Both subscription customers (Starter, Professional, Agency, Enterprise) and customers with a certified one-time scan (Tier 1/2/3, Founding Client, Certificate Renewal, Retainer) receive access to the SOVP Validator Portal. Logging in requires only your email address; the system sends a time-limited login link (magic link).

Token storage: The login link (email address, token, used status, creation and expiry timestamp) is stored server-side. Used or expired tokens are removed automatically (cleanup on system start and every six hours thereafter).

Session cookie: After successful login, a session cookie (sovp_session) is set — httpOnly, secure, SameSite=Strict, valid 24 hours, scoped to the Portal API path only. The cookie serves exclusively session authentication and no tracking or third-party function. Legal basis: GDPR Art. 6(1)(b) (contract performance).

IP addresses on Portal requests: The requesting IP address is not stored in the database — it is held only temporarily in memory to limit request frequency (rate limiting) and is lost on server restart. Requests to the Portal interface are additionally recorded in the server access log in anonymized form (IP address truncated) and deleted after 14 days.

Security audit log: Failed login attempts, invalid sessions, and invalid magic-link verifications are additionally recorded in a dedicated audit table — using a hashed subject reference (no plaintext email) and an anonymized IP address. Purpose: detecting abuse attempts. Retention: 30 days, then automatic deletion. Legal basis: GDPR Art. 6(1)(f) (legitimate interest in abuse detection).

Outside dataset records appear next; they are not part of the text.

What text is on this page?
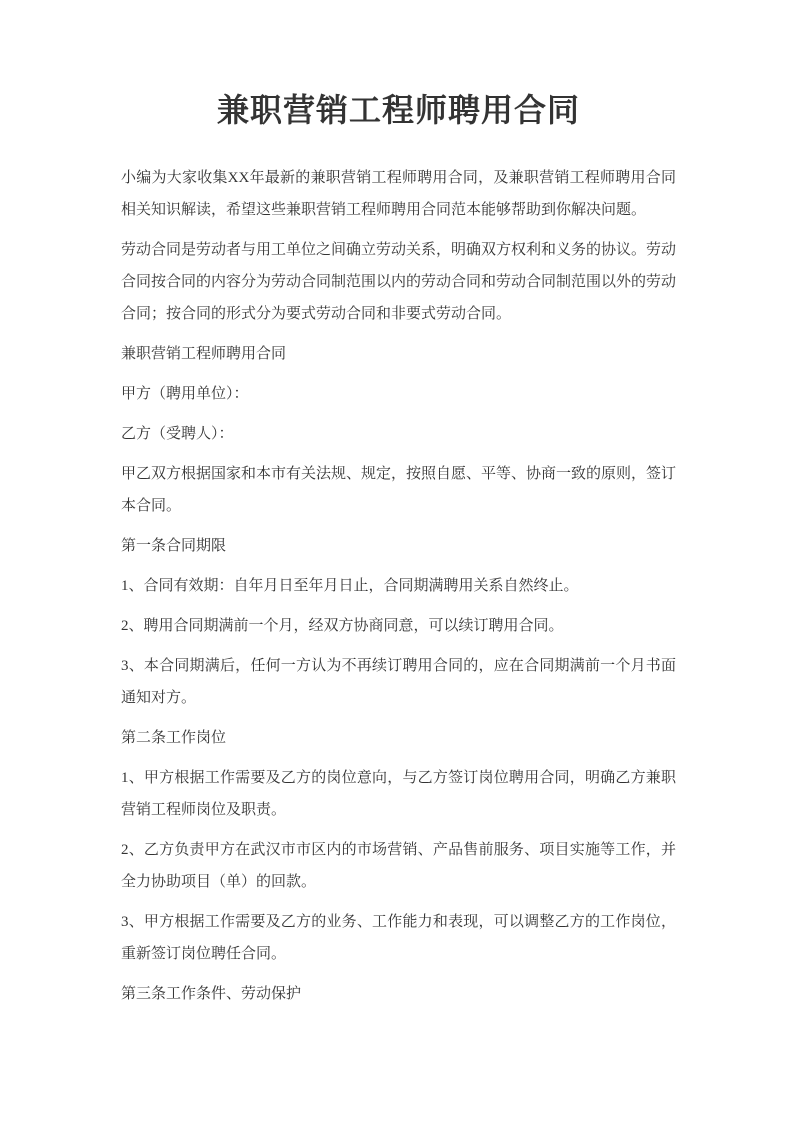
兼职营销工程师聘用合同

小编为大家收集XX年最新的兼职营销工程师聘用合同，及兼职营销工程师聘用合同相关知识解读，希望这些兼职营销工程师聘用合同范本能够帮助到你解决问题。

劳动合同是劳动者与用工单位之间确立劳动关系，明确双方权利和义务的协议。劳动合同按合同的内容分为劳动合同制范围以内的劳动合同和劳动合同制范围以外的劳动合同；按合同的形式分为要式劳动合同和非要式劳动合同。

兼职营销工程师聘用合同

甲方（聘用单位）：

乙方（受聘人）：

甲乙双方根据国家和本市有关法规、规定，按照自愿、平等、协商一致的原则，签订本合同。

第一条合同期限

1、合同有效期：自年月日至年月日止，合同期满聘用关系自然终止。

2、聘用合同期满前一个月，经双方协商同意，可以续订聘用合同。

3、本合同期满后，任何一方认为不再续订聘用合同的，应在合同期满前一个月书面通知对方。

第二条工作岗位

1、甲方根据工作需要及乙方的岗位意向，与乙方签订岗位聘用合同，明确乙方兼职营销工程师岗位及职责。

2、乙方负责甲方在武汉市市区内的市场营销、产品售前服务、项目实施等工作，并全力协助项目（单）的回款。

3、甲方根据工作需要及乙方的业务、工作能力和表现，可以调整乙方的工作岗位，重新签订岗位聘任合同。

第三条工作条件、劳动保护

Scope for one-time scans: Portal access from a certified one-time scan is limited to viewing the existing certificate and domain (no quota for additional scans). Running additional scans or adding domains requires a paid subscription plan or renewal.

Legal basis: GDPR Art. 6(1)(b) (contract performance).

10 // YOUR RIGHTS

Under applicable data protection law, you have the right to obtain information about any personal data we hold about you, its origin, recipients, and the purpose of processing. You also have the right to request correction, restriction of processing, or deletion of your data.

To exercise these rights, contact us via litzki-systems.com/contact. Where processing is based on your consent, you may withdraw that consent at any time with effect for the future.

11 // SECURITY

All data transmitted to and from this site is encrypted via TLS. Our infrastructure operates behind Cloudflare's global network. Security headers, HSTS, and strict transport enforcement are active across all nodes.

12 // OBJECTION TO ADVERTISING EMAILS

The use of contact data published within the scope of the imprint obligation for the purpose of sending unsolicited advertising or information materials is hereby expressly prohibited. We reserve the right to take legal action in the event of unsolicited transmission of spam communications.

13 // CHANGES TO THIS POLICY

We reserve the right to update this Privacy Policy to reflect changes in legal requirements or our service infrastructure. The current version is always published at litzki-systems.com/privacy. Continued use of our services after any update constitutes acceptance of the revised policy.